2.4 Direct cell counts

A total of 20 mL of formation water sample was filtered through a 0.2 µm pore size Isopore membrane filter (Millipore), stained with SYBR Green solution (10 µg mL⁻¹) for 10 min, and observed under an epifluorescence microscope (BX51; Olympus, Tokyo, Japan). The detection limit for cell abundance was 4.3×10² cells mL⁻¹.

2.5 Quantitative PCR

DNA was extracted from the membrane filter filtered through formation water samples using a PowerWater kit (MoBio Laboratories, CA, USA) according to the manufacturer's protocol. Quantitative PCR targeting bacterial and archaeal 16S rRNA genes and the mcrA gene (encoding a methyl-coenzyme M reductase alpha subunit) in formation water samples was performed as described previously (Katayama et al., 2016).

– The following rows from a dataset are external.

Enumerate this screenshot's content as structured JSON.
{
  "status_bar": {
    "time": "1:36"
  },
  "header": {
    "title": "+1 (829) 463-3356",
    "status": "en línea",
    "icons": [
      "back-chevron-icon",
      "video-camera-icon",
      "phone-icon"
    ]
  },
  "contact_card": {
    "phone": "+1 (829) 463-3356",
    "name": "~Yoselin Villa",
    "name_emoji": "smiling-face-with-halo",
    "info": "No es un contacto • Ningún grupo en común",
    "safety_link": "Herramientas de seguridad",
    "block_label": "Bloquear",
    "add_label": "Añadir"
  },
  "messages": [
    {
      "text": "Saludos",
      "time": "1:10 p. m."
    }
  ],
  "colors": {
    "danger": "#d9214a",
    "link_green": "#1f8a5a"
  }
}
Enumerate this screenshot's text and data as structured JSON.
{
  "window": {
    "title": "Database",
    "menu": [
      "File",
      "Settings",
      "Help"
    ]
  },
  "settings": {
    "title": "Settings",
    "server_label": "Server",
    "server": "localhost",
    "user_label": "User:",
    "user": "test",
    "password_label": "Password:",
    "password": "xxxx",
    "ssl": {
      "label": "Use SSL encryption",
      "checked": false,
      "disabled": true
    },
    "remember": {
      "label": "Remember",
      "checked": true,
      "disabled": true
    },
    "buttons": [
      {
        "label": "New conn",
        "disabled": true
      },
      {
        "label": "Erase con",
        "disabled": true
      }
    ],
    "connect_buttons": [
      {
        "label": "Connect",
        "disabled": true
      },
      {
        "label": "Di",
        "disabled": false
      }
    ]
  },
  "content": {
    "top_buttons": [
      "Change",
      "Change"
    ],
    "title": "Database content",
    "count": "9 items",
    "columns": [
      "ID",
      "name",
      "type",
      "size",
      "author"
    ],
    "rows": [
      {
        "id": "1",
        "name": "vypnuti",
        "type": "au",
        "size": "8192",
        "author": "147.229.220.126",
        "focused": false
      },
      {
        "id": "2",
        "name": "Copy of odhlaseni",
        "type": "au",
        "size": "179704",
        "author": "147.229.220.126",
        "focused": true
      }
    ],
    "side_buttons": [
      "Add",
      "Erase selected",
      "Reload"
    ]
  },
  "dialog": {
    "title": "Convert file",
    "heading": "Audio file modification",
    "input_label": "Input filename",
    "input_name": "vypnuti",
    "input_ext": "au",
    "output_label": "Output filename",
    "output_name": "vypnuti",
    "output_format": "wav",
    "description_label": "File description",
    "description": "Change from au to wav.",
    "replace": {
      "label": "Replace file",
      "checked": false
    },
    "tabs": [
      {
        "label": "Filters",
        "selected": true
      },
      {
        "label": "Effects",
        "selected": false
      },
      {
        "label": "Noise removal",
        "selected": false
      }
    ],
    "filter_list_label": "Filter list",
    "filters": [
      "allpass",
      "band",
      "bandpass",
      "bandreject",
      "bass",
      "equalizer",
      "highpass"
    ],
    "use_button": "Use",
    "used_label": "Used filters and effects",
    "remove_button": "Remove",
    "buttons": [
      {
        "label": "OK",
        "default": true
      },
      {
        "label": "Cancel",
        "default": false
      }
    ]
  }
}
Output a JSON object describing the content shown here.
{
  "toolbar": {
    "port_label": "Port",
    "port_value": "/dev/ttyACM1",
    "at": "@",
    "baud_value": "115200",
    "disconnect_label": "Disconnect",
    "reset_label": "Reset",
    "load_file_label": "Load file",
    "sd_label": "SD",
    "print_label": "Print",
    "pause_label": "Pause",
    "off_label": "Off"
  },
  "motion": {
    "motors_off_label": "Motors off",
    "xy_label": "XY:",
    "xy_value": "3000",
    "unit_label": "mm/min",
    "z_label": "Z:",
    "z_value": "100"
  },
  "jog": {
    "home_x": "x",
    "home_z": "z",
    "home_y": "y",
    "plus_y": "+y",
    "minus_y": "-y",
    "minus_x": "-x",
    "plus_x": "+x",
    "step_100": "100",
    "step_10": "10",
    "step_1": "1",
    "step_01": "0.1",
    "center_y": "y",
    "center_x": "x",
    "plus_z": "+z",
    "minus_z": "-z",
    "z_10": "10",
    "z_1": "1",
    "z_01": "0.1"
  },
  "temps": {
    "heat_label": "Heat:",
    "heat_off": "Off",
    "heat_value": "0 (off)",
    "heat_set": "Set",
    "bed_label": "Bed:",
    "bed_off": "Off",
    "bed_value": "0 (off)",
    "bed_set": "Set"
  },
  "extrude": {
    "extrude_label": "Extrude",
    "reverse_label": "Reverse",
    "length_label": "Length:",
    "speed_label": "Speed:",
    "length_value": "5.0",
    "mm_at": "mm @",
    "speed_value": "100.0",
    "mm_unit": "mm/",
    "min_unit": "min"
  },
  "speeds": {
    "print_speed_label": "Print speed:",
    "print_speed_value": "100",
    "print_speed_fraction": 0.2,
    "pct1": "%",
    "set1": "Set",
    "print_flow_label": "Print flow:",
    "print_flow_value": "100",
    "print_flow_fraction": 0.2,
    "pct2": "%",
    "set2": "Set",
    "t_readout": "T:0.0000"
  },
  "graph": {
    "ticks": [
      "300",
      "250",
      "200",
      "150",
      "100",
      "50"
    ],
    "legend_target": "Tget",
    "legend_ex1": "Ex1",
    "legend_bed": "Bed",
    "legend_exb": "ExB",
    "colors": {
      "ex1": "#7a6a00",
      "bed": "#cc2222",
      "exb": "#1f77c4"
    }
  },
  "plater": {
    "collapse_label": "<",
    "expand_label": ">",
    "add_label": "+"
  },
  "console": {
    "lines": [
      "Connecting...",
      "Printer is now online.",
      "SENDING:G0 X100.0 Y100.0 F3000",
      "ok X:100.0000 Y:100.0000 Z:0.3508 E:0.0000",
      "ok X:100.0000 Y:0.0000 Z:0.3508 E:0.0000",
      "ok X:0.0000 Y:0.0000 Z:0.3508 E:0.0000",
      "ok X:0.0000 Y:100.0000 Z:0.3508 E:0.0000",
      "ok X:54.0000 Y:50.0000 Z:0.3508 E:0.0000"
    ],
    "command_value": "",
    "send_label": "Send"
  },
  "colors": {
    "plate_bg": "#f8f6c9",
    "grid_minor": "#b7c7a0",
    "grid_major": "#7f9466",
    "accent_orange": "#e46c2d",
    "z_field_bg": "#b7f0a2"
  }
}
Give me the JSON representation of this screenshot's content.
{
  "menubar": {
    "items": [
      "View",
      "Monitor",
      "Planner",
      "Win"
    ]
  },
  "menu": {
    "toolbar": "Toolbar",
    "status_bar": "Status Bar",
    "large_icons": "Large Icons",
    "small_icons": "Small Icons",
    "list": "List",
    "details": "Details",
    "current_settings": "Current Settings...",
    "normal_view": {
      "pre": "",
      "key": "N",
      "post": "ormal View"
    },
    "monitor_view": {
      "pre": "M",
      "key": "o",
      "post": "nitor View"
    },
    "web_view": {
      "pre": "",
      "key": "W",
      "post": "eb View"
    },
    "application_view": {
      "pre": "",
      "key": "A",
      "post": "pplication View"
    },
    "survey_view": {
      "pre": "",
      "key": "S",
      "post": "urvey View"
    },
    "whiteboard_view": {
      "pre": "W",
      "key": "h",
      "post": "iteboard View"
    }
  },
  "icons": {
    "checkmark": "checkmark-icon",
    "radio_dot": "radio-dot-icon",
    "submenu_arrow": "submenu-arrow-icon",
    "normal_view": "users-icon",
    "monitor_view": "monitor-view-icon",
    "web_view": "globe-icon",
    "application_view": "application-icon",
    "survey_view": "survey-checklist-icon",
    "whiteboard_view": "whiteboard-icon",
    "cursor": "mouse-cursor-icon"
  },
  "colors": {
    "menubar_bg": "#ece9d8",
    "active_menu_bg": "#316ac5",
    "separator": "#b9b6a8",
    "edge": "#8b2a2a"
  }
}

2.6 Sequencing of the 16S rRNA and mcrA genes

The 16S rRNA genes (including variable regions 4 and 5) were amplified and sequenced as described previously (Katayama et al., 2016). In brief, the primers Univ515F (5'-GTGYCAGCMGCCGCGGTA) and Univ926R (5'-CCGYCAATTCMTTTRAGTT) were used for PCR amplification. Amplicons were sequenced on an Illumina MiSeq platform (Illumina, Inc., San Diego, CA, USA) using a 250 bp paired-end protocol at the J-Bio21 Center, Nippon Steel and Sumikin Eco-Tech Corporation (Tsukuba, Japan).

The mcrA genes were amplified, cloned, and sequenced from the FW and methanogen culture samples (as described below) as described previously (Katayama et al., 2016) with the following modifications. The primers MLf and MLr (Luton et al., 2002) were used for PCR amplification, and clones were subjected to Sanger sequencing using Eurofin Sanger sequencing services (Tokyo, Japan).

2.7 Sequence analysis

The 16S rRNA gene amplicon reads were analyzed using the Fastx toolkit (version 0.0.14) and QIIME 2 (version 2022.2). The quality-filtered sequences with an average length of 375 bp were clustered as amplicon sequence variants (ASVs) based on the DADA2 algorithm and classified using a Bayesian classifier based on the Silva taxonomy SSU Ref 138.1 dataset (Pruesse et al., 2007) with a confidence threshold of 80 %. In this study, the nomenclature of prokaryotic lineages was based on this SILVA taxonomy.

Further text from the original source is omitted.